Da wollen führende Grünen schon mal die Hürden für eine solche Zusammenarbeit senken, wie die Diskussion um die Erhöhung der Vermögenssteuer zeigte, die Winfried Kretschmann wenige Tage vor dem grünen Bundeskongress mittels eines offenen Briefs initiierte. Dass diese Intervention auch vom seinem sozialdemokratischen Stellvertreter in Baden Württemberg unterstützt wird, soll suggerieren, hier würden zwei Landespolitiker sich für den heimischen Mittelstand einsetzen. Doch auf der bundespolitischen Ebene wird damit eine Distanz zur Wahlrhetorik der SPD deutlich und eine Brücke zur Union gebaut.

„Eine Besteuerung von Betriebsvermögen kann, je nach konkreter Ausgestaltung, das Eigenkapital aufzehren und die Investitionsmöglichkeiten des Unternehmens schmälern“, zitiert die Frankfurter Allgemeine aus dem Brief. Eine Vermögensteuer dürfe es nur dann geben, wenn Betriebsvermögen hiervon nicht angetastet würde, erklärten Kretschmann und Schmid. Andernfalls könnte eine Steuerinitiative einer rotgrünen Regierung nicht mit der Unterstützung des Landes Baden Württemberg im Bundesrat rechnen, heißt es hypothetisch.

Die Initiative liefert nun zunächst denen Argumente, die in dem Steuerprogramm einer rotgrünen Koalition eine Gefahr für die Wirtschaft sehen. Schließlich hat die Union prompt alle Steuererhöhungen ausgeschlossen.
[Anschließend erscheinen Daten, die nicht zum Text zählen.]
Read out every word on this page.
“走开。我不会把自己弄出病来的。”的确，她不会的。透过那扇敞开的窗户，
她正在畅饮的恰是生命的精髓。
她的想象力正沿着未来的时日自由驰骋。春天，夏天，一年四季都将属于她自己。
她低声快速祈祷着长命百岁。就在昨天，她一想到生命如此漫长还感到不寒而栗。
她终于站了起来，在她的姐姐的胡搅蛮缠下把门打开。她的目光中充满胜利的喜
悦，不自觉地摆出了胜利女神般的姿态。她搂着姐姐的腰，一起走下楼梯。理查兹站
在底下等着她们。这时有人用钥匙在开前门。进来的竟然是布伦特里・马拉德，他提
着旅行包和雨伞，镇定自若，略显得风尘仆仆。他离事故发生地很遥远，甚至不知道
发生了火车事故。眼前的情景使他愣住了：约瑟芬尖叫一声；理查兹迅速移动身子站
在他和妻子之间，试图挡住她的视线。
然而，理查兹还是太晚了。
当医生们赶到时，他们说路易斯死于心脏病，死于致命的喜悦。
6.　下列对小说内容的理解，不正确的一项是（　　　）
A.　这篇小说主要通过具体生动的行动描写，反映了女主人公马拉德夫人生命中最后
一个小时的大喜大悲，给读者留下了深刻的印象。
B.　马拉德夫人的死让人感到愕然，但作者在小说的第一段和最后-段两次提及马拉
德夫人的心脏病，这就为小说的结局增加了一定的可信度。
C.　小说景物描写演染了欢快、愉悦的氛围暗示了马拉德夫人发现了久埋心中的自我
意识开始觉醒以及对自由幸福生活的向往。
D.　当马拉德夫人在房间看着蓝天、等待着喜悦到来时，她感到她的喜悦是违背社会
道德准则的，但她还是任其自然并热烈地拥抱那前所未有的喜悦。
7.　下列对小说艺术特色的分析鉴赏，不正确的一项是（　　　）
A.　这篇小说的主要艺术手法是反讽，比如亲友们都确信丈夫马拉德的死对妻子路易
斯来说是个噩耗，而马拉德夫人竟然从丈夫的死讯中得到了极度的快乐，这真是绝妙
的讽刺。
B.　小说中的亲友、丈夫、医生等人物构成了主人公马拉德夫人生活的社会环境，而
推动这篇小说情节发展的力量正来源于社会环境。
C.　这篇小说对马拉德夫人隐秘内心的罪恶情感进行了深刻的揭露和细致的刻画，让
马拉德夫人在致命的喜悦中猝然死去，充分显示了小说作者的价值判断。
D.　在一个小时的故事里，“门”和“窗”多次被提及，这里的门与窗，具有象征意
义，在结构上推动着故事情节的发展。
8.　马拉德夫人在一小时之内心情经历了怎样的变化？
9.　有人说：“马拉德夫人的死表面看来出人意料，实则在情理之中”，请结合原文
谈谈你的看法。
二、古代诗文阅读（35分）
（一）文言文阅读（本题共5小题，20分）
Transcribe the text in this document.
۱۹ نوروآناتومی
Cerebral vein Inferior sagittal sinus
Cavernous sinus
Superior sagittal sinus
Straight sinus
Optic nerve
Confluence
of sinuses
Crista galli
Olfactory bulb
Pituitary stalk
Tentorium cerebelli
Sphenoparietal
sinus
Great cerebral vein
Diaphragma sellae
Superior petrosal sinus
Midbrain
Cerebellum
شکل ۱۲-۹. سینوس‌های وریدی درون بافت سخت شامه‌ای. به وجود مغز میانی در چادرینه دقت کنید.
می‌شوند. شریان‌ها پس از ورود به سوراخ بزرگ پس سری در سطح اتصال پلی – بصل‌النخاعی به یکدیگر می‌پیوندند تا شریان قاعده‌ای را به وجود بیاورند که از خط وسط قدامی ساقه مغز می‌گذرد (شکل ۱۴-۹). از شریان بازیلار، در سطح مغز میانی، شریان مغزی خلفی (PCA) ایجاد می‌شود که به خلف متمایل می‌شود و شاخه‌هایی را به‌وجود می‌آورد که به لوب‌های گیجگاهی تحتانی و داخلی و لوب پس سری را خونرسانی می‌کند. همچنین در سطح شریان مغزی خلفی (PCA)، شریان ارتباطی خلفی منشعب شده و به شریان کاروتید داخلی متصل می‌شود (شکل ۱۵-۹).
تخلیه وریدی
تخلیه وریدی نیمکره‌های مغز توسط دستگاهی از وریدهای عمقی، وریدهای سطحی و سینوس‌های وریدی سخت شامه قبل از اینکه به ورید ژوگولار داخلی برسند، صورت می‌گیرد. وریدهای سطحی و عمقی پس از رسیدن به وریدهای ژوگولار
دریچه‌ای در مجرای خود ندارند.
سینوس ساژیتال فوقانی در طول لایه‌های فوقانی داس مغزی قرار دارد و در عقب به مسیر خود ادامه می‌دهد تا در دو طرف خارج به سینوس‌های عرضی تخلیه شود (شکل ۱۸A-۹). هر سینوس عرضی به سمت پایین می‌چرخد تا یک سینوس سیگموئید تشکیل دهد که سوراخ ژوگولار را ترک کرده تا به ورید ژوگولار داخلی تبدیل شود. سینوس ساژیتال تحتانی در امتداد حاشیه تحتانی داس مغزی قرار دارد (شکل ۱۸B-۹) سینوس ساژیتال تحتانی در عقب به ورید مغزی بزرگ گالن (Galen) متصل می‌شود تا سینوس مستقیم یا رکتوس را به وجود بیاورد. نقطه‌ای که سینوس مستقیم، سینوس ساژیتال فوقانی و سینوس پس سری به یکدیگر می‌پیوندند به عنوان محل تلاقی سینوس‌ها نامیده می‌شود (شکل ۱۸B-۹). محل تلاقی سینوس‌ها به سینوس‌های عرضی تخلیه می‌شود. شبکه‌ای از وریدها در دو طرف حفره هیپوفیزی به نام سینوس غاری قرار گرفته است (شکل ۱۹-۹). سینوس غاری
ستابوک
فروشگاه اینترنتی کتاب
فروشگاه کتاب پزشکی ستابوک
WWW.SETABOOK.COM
Auch wenn Renate Künast daran erinnern, dass die von Kretschmann inkriminierte Steuererhöhung nicht mal die Höhe der Vermögenssteuer in der Ära Helmuth Kohl abdecken würde, wird doch die öffentliche Diskussion wieder einmal davon bestimmt, dass die Grünen sich nun verteidigen müssen, keine Steuererhöhungspartei zu sein.

Ein Herz für Superreiche – Kälte für Hartz-IV-Empfänger

Nur der als Exponent des linken Parteiflügels geltende Daniel Wesener verteidigte die Steuerpläne seiner Partei offensiv.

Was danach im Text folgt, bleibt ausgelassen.